While EnCodon will certainly need accompanying biological validation to demonstrate the end-to-end utility of its predictions, its codon-level modeling is an interesting approach to resolve the finer details underlying the central dogma and variant effect. The authors point to the inclusion of perturbation assays, explicit secondary structure dynamics, and tRNA abundance data as modes for improvement. Hopefully, continued improvements in this vein of modeling may aid downstream therapeutics and mRNA vaccine development efforts.
LabOS: The AI-XR Co-Scientist That Sees and Works With Humans [Cong et al., bioRxiv, October 2025]
Why it matters: Many works in the past year have refactored AI agent systems to act as scientific agents, performing the scientific loop of proposing hypotheses, generating experimental protocols, performing computational analysis and so forth. Cong et al. bring this system from inside the computer one step closer into the lab as AI co-scientists - an AI system that not only acts as a digital scientific agent, but also as a set of eyes that can guide and critique real-world wet lab experiments.
This work is grounded in two recent works from Le Cong’s group at Stanford to build AI that can augment the scientific process. First is their self-evolving scientific agent STELLA, which similarly to Biomni, mines scientific literature to build new tools that can be used by STELLA itself through tool use, and enable more effective computational analysis and protocol generation. Second is CRISPR-GPT, an AI system that guides protocol generation, computational analysis, and Q&A specific to CRISPR-related experiments.
To bring this into a real scientific environment, the authors use XR/VR glasses and vision language models (VLM) to understand, instruct, and critique scientists conducting wet-lab experiments. They use these glasses as the “eyes” of the system, streaming egocentric lab footage to an AI backend built primarily from the Qwen-VL model family, which serves as the visual cortex for scene understanding and reasoning.
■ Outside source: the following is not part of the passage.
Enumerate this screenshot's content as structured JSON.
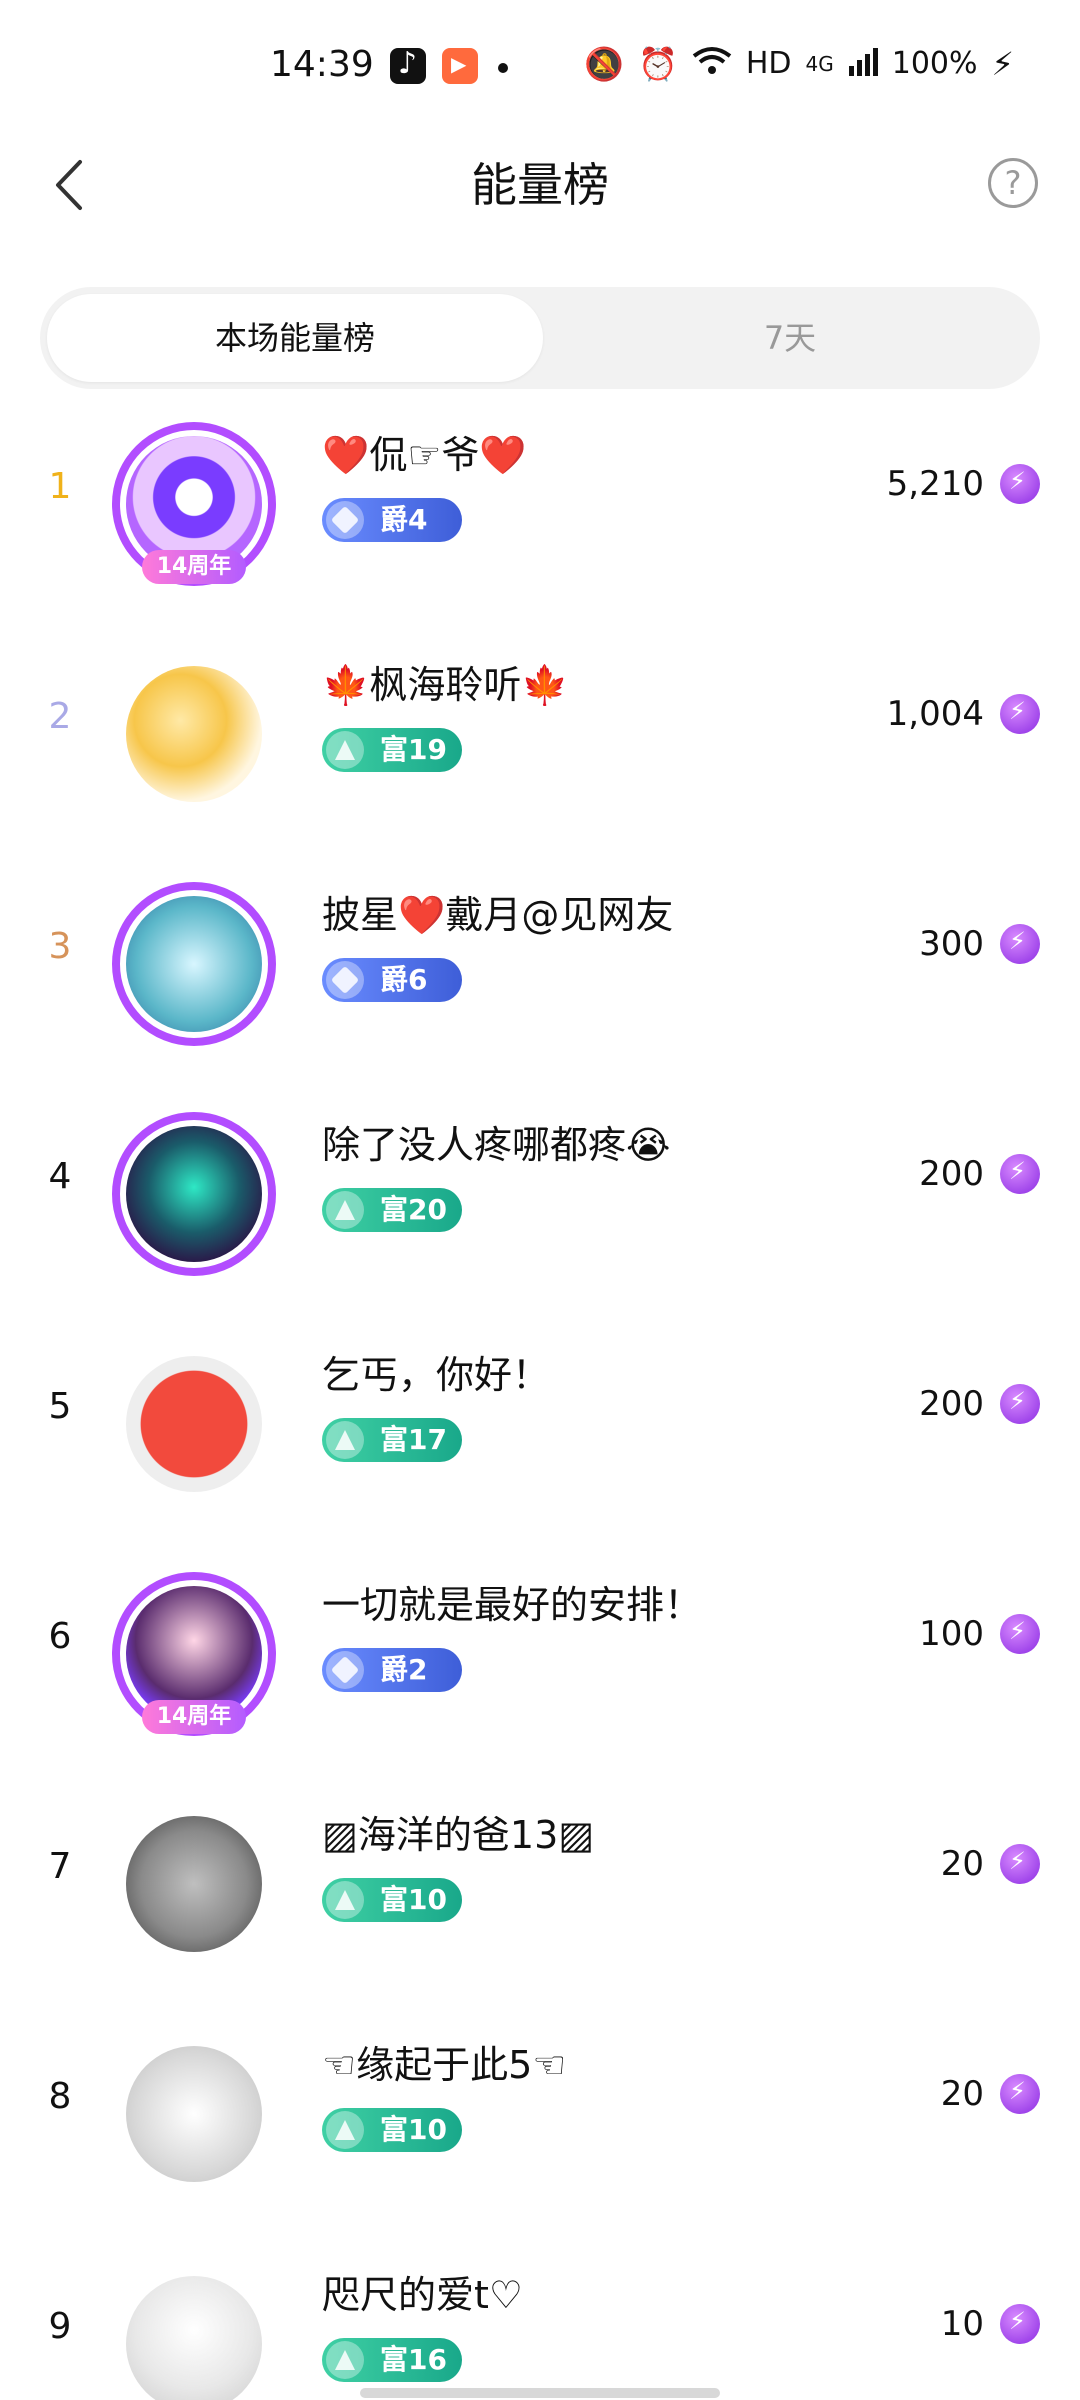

They record over 200 real experimental sessions, each minutes long, and have 5 human experts annotate every step, timestamp, and mistake to construct the LabSuperVision (LSV) dataset, a benchmark for evaluating AI understanding of laboratory procedures.
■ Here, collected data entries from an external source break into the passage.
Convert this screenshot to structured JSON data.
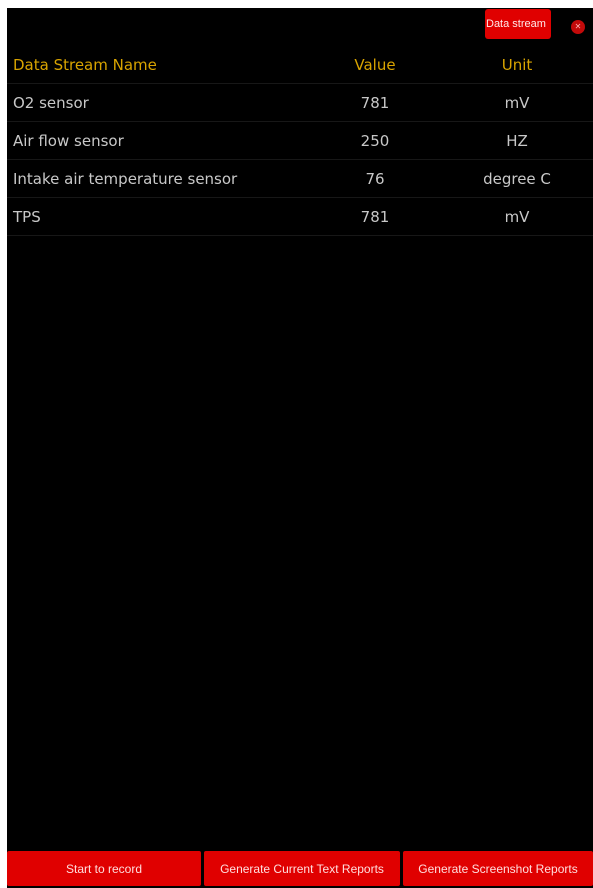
{
  "top_bar": {
    "mode_button_label": "Data stream",
    "close_icon": "close-icon",
    "accent_color": "#e00000"
  },
  "table": {
    "headers": {
      "name": "Data Stream Name",
      "value": "Value",
      "unit": "Unit"
    },
    "header_color": "#d9a400",
    "rows": [
      {
        "name": "O2 sensor",
        "value": "781",
        "unit": "mV"
      },
      {
        "name": "Air flow sensor",
        "value": "250",
        "unit": "HZ"
      },
      {
        "name": "Intake air temperature sensor",
        "value": "76",
        "unit": "degree C"
      },
      {
        "name": "TPS",
        "value": "781",
        "unit": "mV"
      }
    ]
  },
  "toolbar": {
    "start_record_label": "Start to record",
    "text_report_label": "Generate Current Text Reports",
    "screenshot_report_label": "Generate Screenshot Reports"
  }
}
Armed with this benchmark, the authors test leading multimodal models (Gemini 2.5 Pro, GPT-4o, Qwen-VL, Cosmos-1) on their ability to infer which protocol is being performed and to identify procedural errors from the videos. Finding substantial performance gaps, they fine-tune and reinforce-train the Qwen-VL models using supervised and GRPO reinforcement learning to better capture procedural accuracy, safety, and temporal consistency - improving their lab reasoning ability, though not yet conclusively outperforming the strongest closed-source models. They also demonstrate LabOS’s dry-lab capabilities by generating new hypotheses in cancer immunotherapy (e.g., nominating CEACAM6 as an NK-cell target) and molecular biology (e.g., identifying ITSN1 as a cell-fusion regulator), largely extending the computational reasoning engine of STELLA into full research cycles. While these examples mostly highlight LabOS’s analytical power rather than its XR/VR copiloting features, the system as a whole marks an exciting step toward integrating AI into the physical workflows of science—augmenting scientists at the bench with real-time visual guidance, feedback, and knowledge transfer.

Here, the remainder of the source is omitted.